The global market for artificial intelligence (AI) is expected to reach $190 billion by 2025 and even $267 billion by 2027. An exponential growth that shows the impact that AI innovations will have on businesses. The African private sector is no exception. “African private companies are mirroring global trends, with some industries innovating at a faster pace than elsewhere,” says Lana Graf, an artificial intelligence expert at IFC.
However, despite the opportunities for growth and adoption, there are still major constraints to democratising this technology. Access to optimized data, platforms and cloud management systems, especially for SMEs, remain problematic. “AI is, in fact, most effective when the right set of data is available and can be strategically aggregated,” says Leonida Mutuku, researcher, data usage expert, and founder and CEO of Intelipro.

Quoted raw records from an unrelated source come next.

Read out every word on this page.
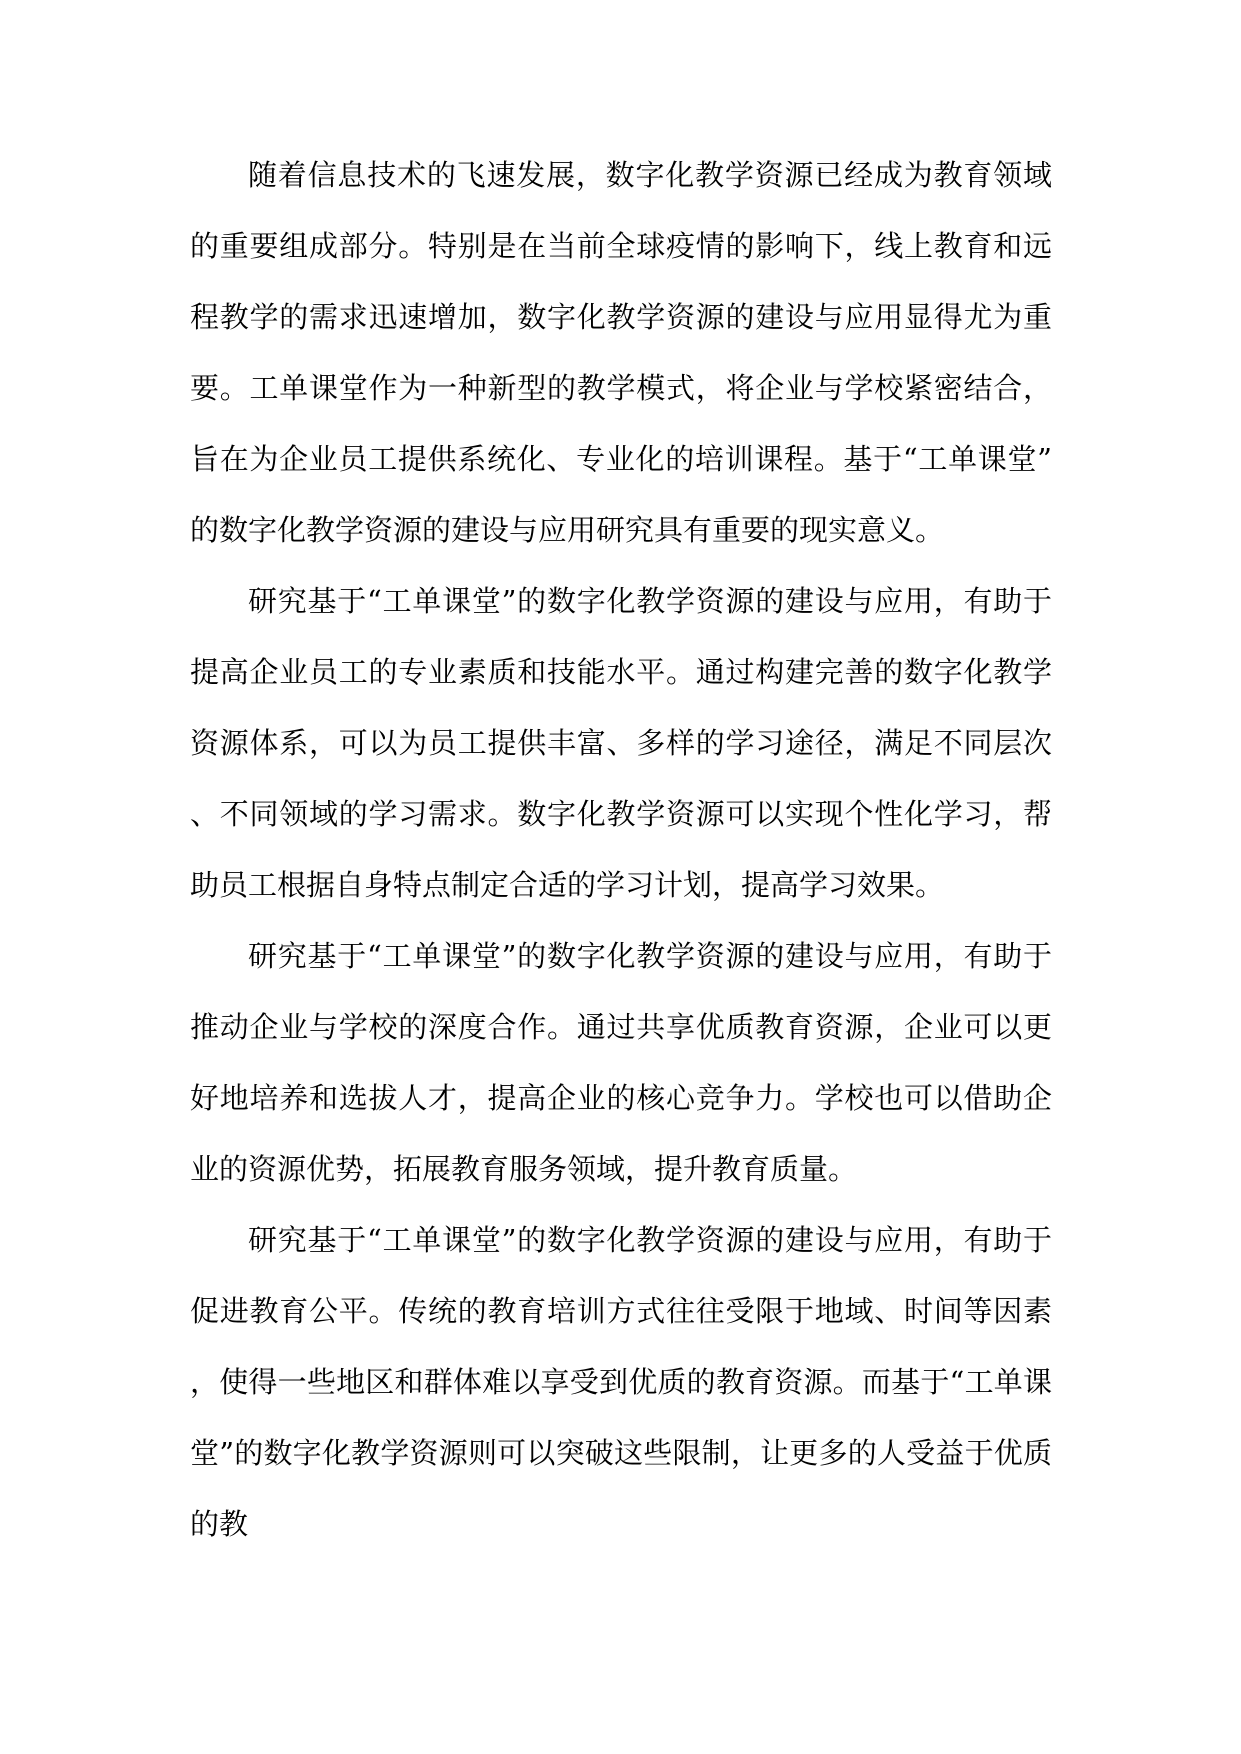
随着信息技术的飞速发展，数字化教学资源已经成为教育领域的重要组成部分。特别是在当前全球疫情的影响下，线上教育和远程教学的需求迅速增加，数字化教学资源的建设与应用显得尤为重要。工单课堂作为一种新型的教学模式，将企业与学校紧密结合，旨在为企业员工提供系统化、专业化的培训课程。基于“工单课堂”的数字化教学资源的建设与应用研究具有重要的现实意义。

研究基于“工单课堂”的数字化教学资源的建设与应用，有助于提高企业员工的专业素质和技能水平。通过构建完善的数字化教学资源体系，可以为员工提供丰富、多样的学习途径，满足不同层次、不同领域的学习需求。数字化教学资源可以实现个性化学习，帮助员工根据自身特点制定合适的学习计划，提高学习效果。

研究基于“工单课堂”的数字化教学资源的建设与应用，有助于推动企业与学校的深度合作。通过共享优质教育资源，企业可以更好地培养和选拔人才，提高企业的核心竞争力。学校也可以借助企业的资源优势，拓展教育服务领域，提升教育质量。

研究基于“工单课堂”的数字化教学资源的建设与应用，有助于促进教育公平。传统的教育培训方式往往受限于地域、时间等因素，使得一些地区和群体难以享受到优质的教育资源。而基于“工单课堂”的数字化教学资源则可以突破这些限制，让更多的人受益于优质的教
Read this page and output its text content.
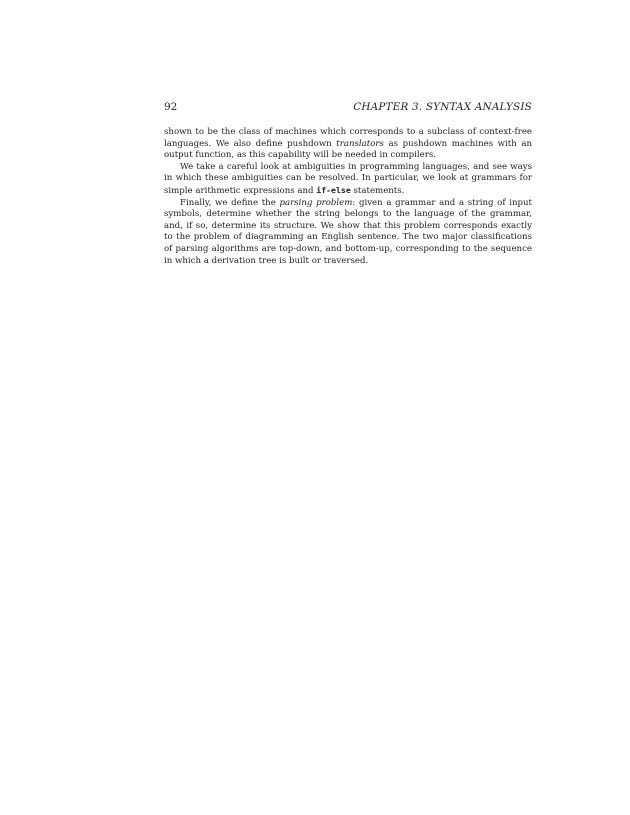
92	CHAPTER 3. SYNTAX ANALYSIS

shown to be the class of machines which corresponds to a subclass of context-free languages. We also define pushdown translators as pushdown machines with an output function, as this capability will be needed in compilers.

We take a careful look at ambiguities in programming languages, and see ways in which these ambiguities can be resolved. In particular, we look at grammars for simple arithmetic expressions and if-else statements.

Finally, we define the parsing problem: given a grammar and a string of input symbols, determine whether the string belongs to the language of the grammar, and, if so, determine its structure. We show that this problem corresponds exactly to the problem of diagramming an English sentence. The two major classifications of parsing algorithms are top-down, and bottom-up, corresponding to the sequence in which a derivation tree is built or traversed.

Making AI accessible to African SMEs
Initiatives around shared data infrastructure are among the ways to address these challenges. As data is a non-rival resource (i.e. consumed without decreasing the amount available), companies could share datasets to help all players involved create multiple products, services or production methods simultaneously. This way industry can fully exploit the value of data. Several SMEs could thus use shared data sets, while addressing the different markets and economic opportunities present on the continent. This is already being done by the University of the Witwatersrand in Johannesburg through the AI Africa Consortium, which aims to develop a collaborative network focused on studying AI development and its applications in research and innovation.
To foster its development across the continent, other prerequisites will be necessary such as infrastructure, connectivity, affordability and technical skills acquisition – for which government support will be needed. Without a clear policy strategy on AI, there is no chance that an AI friendly ecosystem will become accessible to companies.
“Policymakers tend to be skeptical about emerging technologies,” warns Fatim Cissé, founder of Dux Côte d’Ivoire, a service provider facilitating access to AI for African companies. Cissé, who is also managing director of IHS Towers Côte d’Ivoire, a telecom infrastructure provider adds “they do not always have the expertise to identify areas where AI could bring real added value to private companies”. Notably because of the multiplicity of its possible applications for the private sector.
Regulating… but not too much
Conversely, it is essential for regulators to devise consumer safeguards against AI misuse. As UNESCO explains in its first-ever global agreement on the ethics of artificial intelligence, “the implementation of these values requires concrete policies,” says Gabriella Ramos, Assistant Director-General for Social and Human Sciences at UNESCO. However, overly rigid regulatory systems applied at too early a stage could hinder the growth of AI innovations.
Inaction by African governments could prove costly to the performance of private companies and societies in general. Bias-based technologies generate biased algorithms and products. The underrepresentation of women in the field of artificial intelligence is already creating gender-biased algorithms that are widening the gender gap in private companies on the continent. Currently, women make up only about 22% of artificial intelligence professionals.
Teaching technical skills, especially to young people, is one of the most effective solutions to overcome the ethical challenges posed by AI. Bringing the right AI skills to young people needs to be “a pan-African conversation and a conversation led by the private sector,” says Stephan-Eloïse Gras, President of Digital Africa, a French initiative for innovation in Africa. The private sector can set ethical standards by raising awareness in schools and partnering with institutions to align its needs with the educational requirements of young people. This is especially the case in certain niches where AI tends to evolve more rapidly than in other sectors and where the education system cannot keep up with the speed of change as some companies do.
The most successful niches can only be identified by asking the right questions: what are the strengths of African economies? What are the most pressing needs of our communities? “Here, research shows that agriculture and mining are among our greatest strengths on the continent and that African companies hold a significant share of the world’s resources,” says Uche Ogboi, managing director of Lori Systems Corp.